Safely resume in-person meetings. Early in the pandemic there was an equity-based argument for philanthropy to promote remote work. We did not want to send the message to grantees, especially those with limited access to vaccines or who were confronting vaccine hesitancy, that we were blind to their circumstances. But there is now a stronger equity argument for returning to at least some semblance of in-person life.
The chasm between those required to do their work in person and those who can work from home has grown as it becomes increasingly likely that the latter group will never return to the old ways. Those of us who work from home amassed a set of new benefits we are loath to give up, such as time saved by not commuting and money saved on clothes and lunches.
We cannot change these structural inequities overnight. We can, however, hold ourselves accountable for resuming as many in-person aspects of our work as possible in solidarity with and support of our grantees. Before 2020, many grant makers held meetings for school-district superintendents and nonprofit executives, creating the rare chance for these leaders to step away from the daily grind and connect with peers. Resuming such efforts to create connection, perhaps in smaller groups for now, will help rebuild trust.
We must stop falling back on the luxury of fearing the in-person world, knowing our grantees do not have that luxury. Just as schools are places of limited virus spread, so, too, are properly ventilated meetings of masked and vaccinated groups.
Substitute teach and encourage others in your organization to do the same. Foundation leaders and staff should join the legions of superintendents and school administrators filling in for teachers who have been sidelined by Covid-19 or quit because of deteriorating conditions.

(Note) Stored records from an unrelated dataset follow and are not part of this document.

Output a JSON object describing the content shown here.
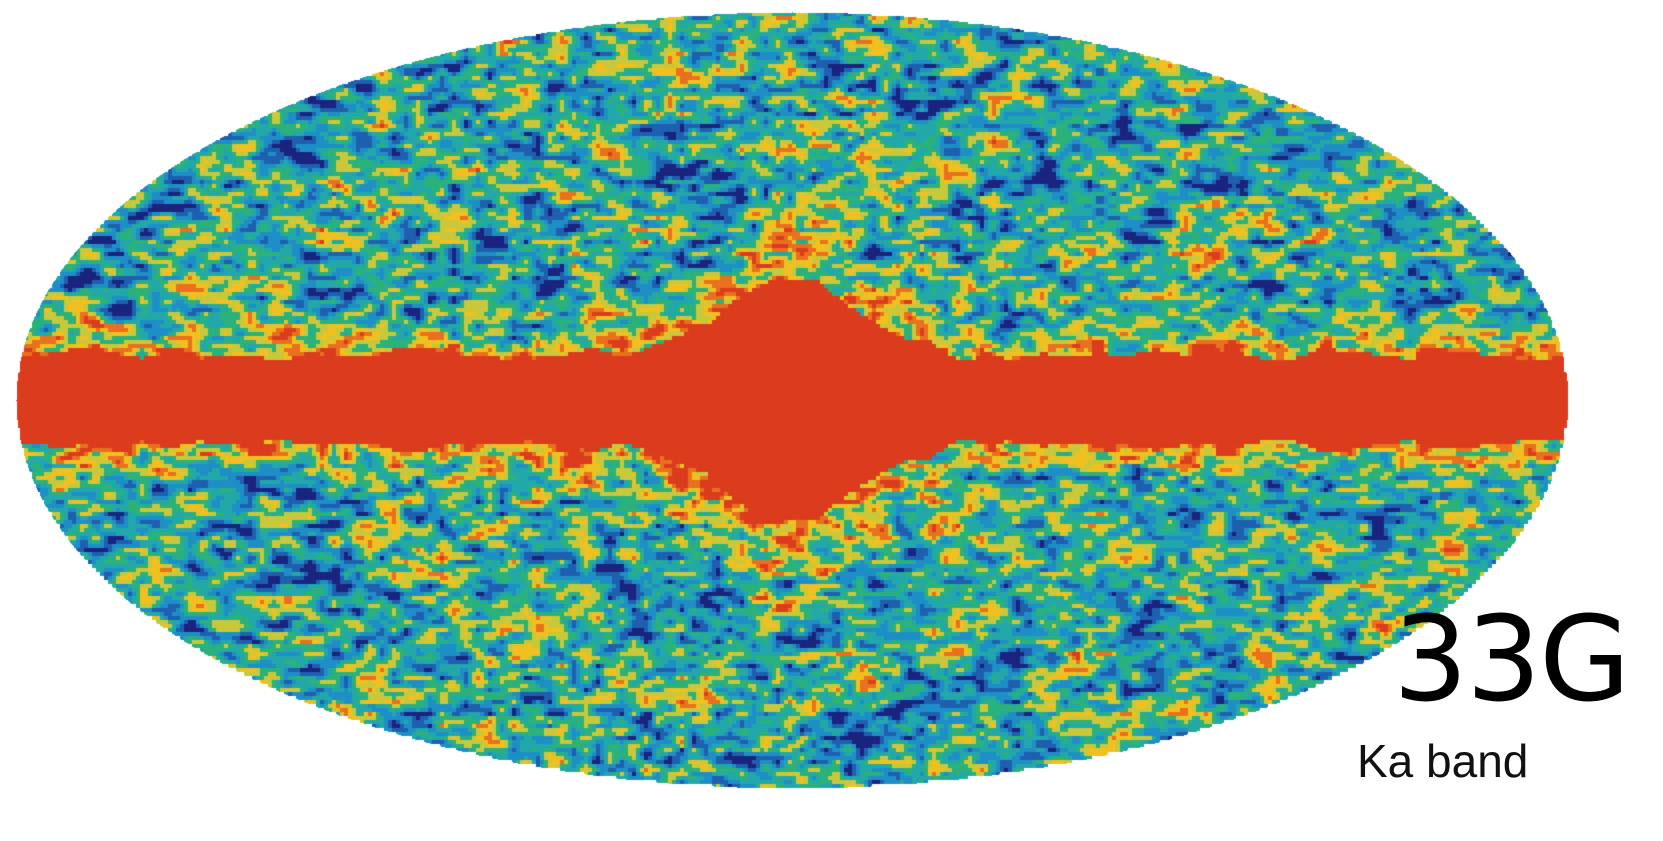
{
  "figure": {
    "frequency_label": "33G",
    "band_label": "Ka band"
  },
  "colors": {
    "background": "#ffffff",
    "galactic_plane": "#dc3c1e",
    "palette": [
      "#1a237e",
      "#1f5fb0",
      "#1e8fc6",
      "#22a8a8",
      "#2ab27a",
      "#c8c83a",
      "#f0c020",
      "#e8701e",
      "#dc3c1e"
    ]
  },
  "projection": "mollweide"
}
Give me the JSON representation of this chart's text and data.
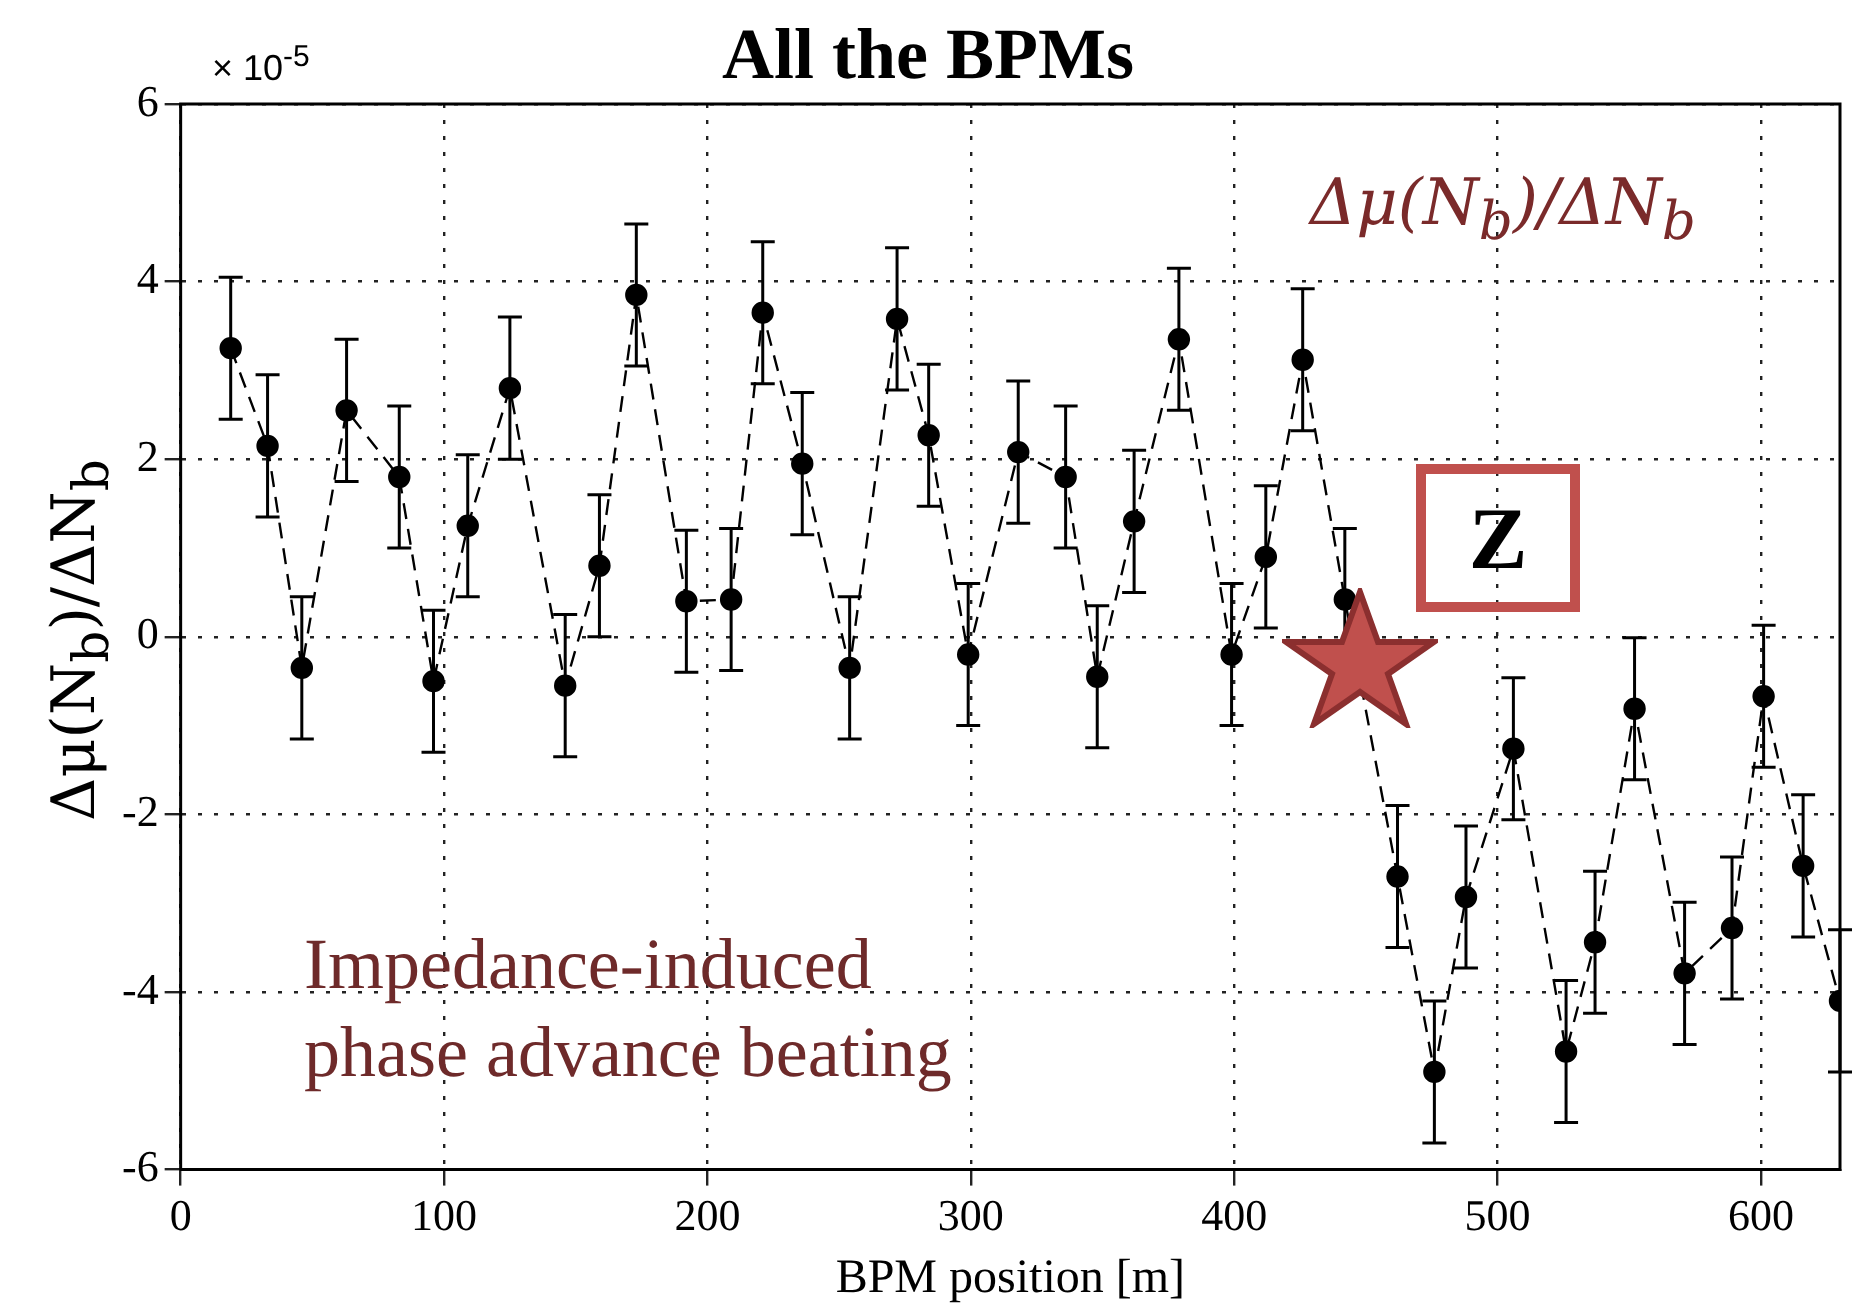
{
  "chart_data": {
    "type": "line",
    "title": "All the BPMs",
    "xlabel": "BPM position [m]",
    "ylabel": "Δμ(N$_{b}$)/ΔN$_{b}$",
    "annotations": [
      "× 10$^{-5}$",
      "Δμ(N$_{b}$)/ΔN$_{b}$",
      "Z",
      "Impedance-induced phase advance beating"
    ],
    "x": [
      19,
      33,
      46,
      63,
      83,
      96,
      109,
      125,
      146,
      159,
      173,
      192,
      209,
      221,
      236,
      254,
      272,
      284,
      299,
      318,
      336,
      348,
      362,
      379,
      399,
      412,
      426,
      442,
      462,
      476,
      488,
      506,
      526,
      537,
      552,
      571,
      589,
      601,
      616,
      630
    ],
    "series": [
      {
        "color": "#000000",
        "values": [
          3.25,
          2.15,
          -0.35,
          2.55,
          1.8,
          -0.5,
          1.25,
          2.8,
          -0.55,
          0.8,
          3.85,
          0.4,
          0.42,
          3.65,
          1.95,
          -0.35,
          3.58,
          2.27,
          -0.2,
          2.08,
          1.8,
          -0.45,
          1.3,
          3.35,
          -0.2,
          0.9,
          3.12,
          0.42,
          -2.7,
          -4.9,
          -2.93,
          -1.26,
          -4.67,
          -3.44,
          -0.81,
          -3.79,
          -3.28,
          -0.67,
          -2.58,
          -4.1
        ],
        "errors": [
          0.8,
          0.8,
          0.8,
          0.8,
          0.8,
          0.8,
          0.8,
          0.8,
          0.8,
          0.8,
          0.8,
          0.8,
          0.8,
          0.8,
          0.8,
          0.8,
          0.8,
          0.8,
          0.8,
          0.8,
          0.8,
          0.8,
          0.8,
          0.8,
          0.8,
          0.8,
          0.8,
          0.8,
          0.8,
          0.8,
          0.8,
          0.8,
          0.8,
          0.8,
          0.8,
          0.8,
          0.8,
          0.8,
          0.8,
          0.8
        ]
      }
    ],
    "xlim": [
      0,
      630
    ],
    "xticks": [
      0,
      100,
      200,
      300,
      400,
      500,
      600
    ],
    "ylim": [
      -6,
      6
    ],
    "yticks": [
      -6,
      -4,
      -2,
      0,
      2,
      4,
      6
    ],
    "grid": true,
    "legend": false,
    "marker": "circle",
    "line_style": "dashed"
  }
}
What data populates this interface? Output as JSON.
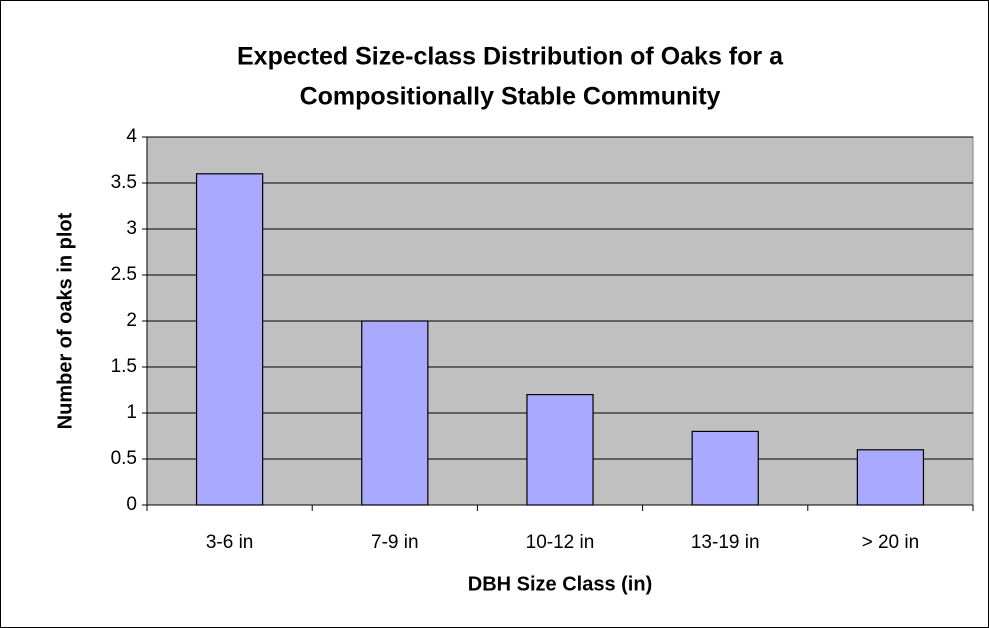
{
  "chart_data": {
    "type": "bar",
    "title": [
      "Expected Size-class Distribution of Oaks for a",
      "Compositionally Stable Community"
    ],
    "x_label": "DBH Size Class (in)",
    "y_label": "Number of oaks in plot",
    "categories": [
      "3-6 in",
      "7-9 in",
      "10-12 in",
      "13-19 in",
      "> 20 in"
    ],
    "values": [
      3.6,
      2,
      1.2,
      0.8,
      0.6
    ],
    "color": "#a9a9ff",
    "ylim": [
      0,
      4
    ],
    "yticks": [
      0,
      0.5,
      1,
      1.5,
      2,
      2.5,
      3,
      3.5,
      4
    ],
    "grid": true
  }
}
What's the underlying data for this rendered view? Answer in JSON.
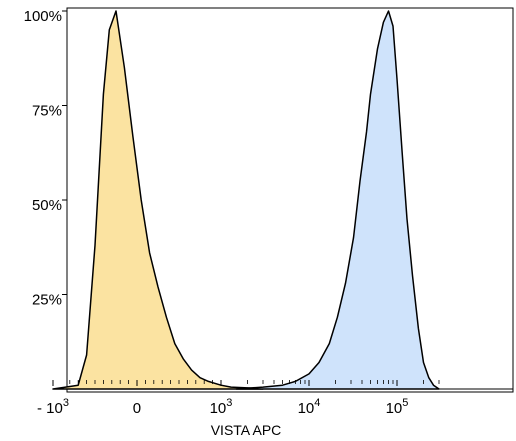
{
  "chart_data": {
    "type": "area",
    "xlabel": "VISTA APC",
    "ylabel": "",
    "x_scale": "biexponential",
    "x_ticks": [
      {
        "base": "- 10",
        "exp": "3",
        "value": -1000
      },
      {
        "base": "0",
        "exp": "",
        "value": 0
      },
      {
        "base": "10",
        "exp": "3",
        "value": 1000
      },
      {
        "base": "10",
        "exp": "4",
        "value": 10000
      },
      {
        "base": "10",
        "exp": "5",
        "value": 100000
      }
    ],
    "y_ticks": [
      "100%",
      "75%",
      "50%",
      "25%"
    ],
    "y_tick_values": [
      100,
      75,
      50,
      25
    ],
    "ylim": [
      0,
      100
    ],
    "grid": false,
    "legend": "none",
    "series": [
      {
        "color": "#fbe3a1",
        "points": [
          [
            -1000,
            0
          ],
          [
            -700,
            1
          ],
          [
            -600,
            9
          ],
          [
            -500,
            38
          ],
          [
            -400,
            78
          ],
          [
            -330,
            95
          ],
          [
            -250,
            100
          ],
          [
            -150,
            85
          ],
          [
            -50,
            67
          ],
          [
            50,
            50
          ],
          [
            150,
            36
          ],
          [
            250,
            27
          ],
          [
            350,
            19
          ],
          [
            450,
            12
          ],
          [
            550,
            8
          ],
          [
            650,
            5
          ],
          [
            750,
            3
          ],
          [
            850,
            2
          ],
          [
            1000,
            1
          ],
          [
            1300,
            0.5
          ],
          [
            2000,
            0.3
          ],
          [
            3000,
            0
          ]
        ]
      },
      {
        "color": "#cfe3fb",
        "points": [
          [
            1500,
            0
          ],
          [
            3000,
            0.5
          ],
          [
            5000,
            1
          ],
          [
            7000,
            2
          ],
          [
            10000,
            4
          ],
          [
            13000,
            7
          ],
          [
            17000,
            12
          ],
          [
            21000,
            19
          ],
          [
            26000,
            28
          ],
          [
            32000,
            40
          ],
          [
            38000,
            55
          ],
          [
            45000,
            68
          ],
          [
            50000,
            78
          ],
          [
            60000,
            90
          ],
          [
            70000,
            97
          ],
          [
            80000,
            100
          ],
          [
            90000,
            96
          ],
          [
            100000,
            82
          ],
          [
            115000,
            62
          ],
          [
            130000,
            45
          ],
          [
            150000,
            30
          ],
          [
            175000,
            16
          ],
          [
            200000,
            7
          ],
          [
            230000,
            3
          ],
          [
            260000,
            1
          ],
          [
            300000,
            0
          ]
        ]
      }
    ]
  }
}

There is no more important way right now to get inside schools and gain the kind of nuanced understanding of this moment that good grant making requires.
I substituted last month in a fifth-grade classroom in my hometown of Milton, Mass., and learned more in a day about what schools are facing than I have in two years of working on education philanthropy from home.
I have floated this idea to several foundation leaders, suggesting they commit a day or two a month to working as a substitute teacher. Most have dismissed the idea. I recognize the role’s lack of appeal, but I also believe it is the honest answer every superintendent in the United States would give right now to the question “How can I help?”
To get closer to what’s happening in schools, it isn’t enough to stand in the doorway and observe a class. To truly understand the struggles schools are facing, grant makers need to live inside the experience. If philanthropy is defined as love of one’s fellow human, providing this type of relief would certainly feel like love to nearly every teacher and administrator in America right now.
Pay for teachers and parents to participate in meetings. Education grant makers need to help tackle a host of pressing questions that have emerged during the pandemic. For example, how do we stem growing rates of teacher attrition? How do we engage parents in addressing student mental health? It’s clear that education needs to change in substantial ways, and philanthropy can play an important role in facilitating those changes through its gathering power. This includes bringing together teachers and parents to share their perspectives in meetings and focus groups.
But we can’t approach these requests for participation as we have in the past — by asking those taking part to give their time and expertise for free. Especially in this era that has asked so much of parents and teachers, those who participate in after-hours meetings must be compensated.
Schools and the people who spend their days in them are struggling mightily right now. Grant makers need to show up in this moment of crisis — and not simply by making a donation. It’s time to rethink our Covid comfort zones and the divide they have created with grantees and educators. Without taking some of the risks we are asking of them, our relevance will fade, and their distrust in what we have to offer will grow.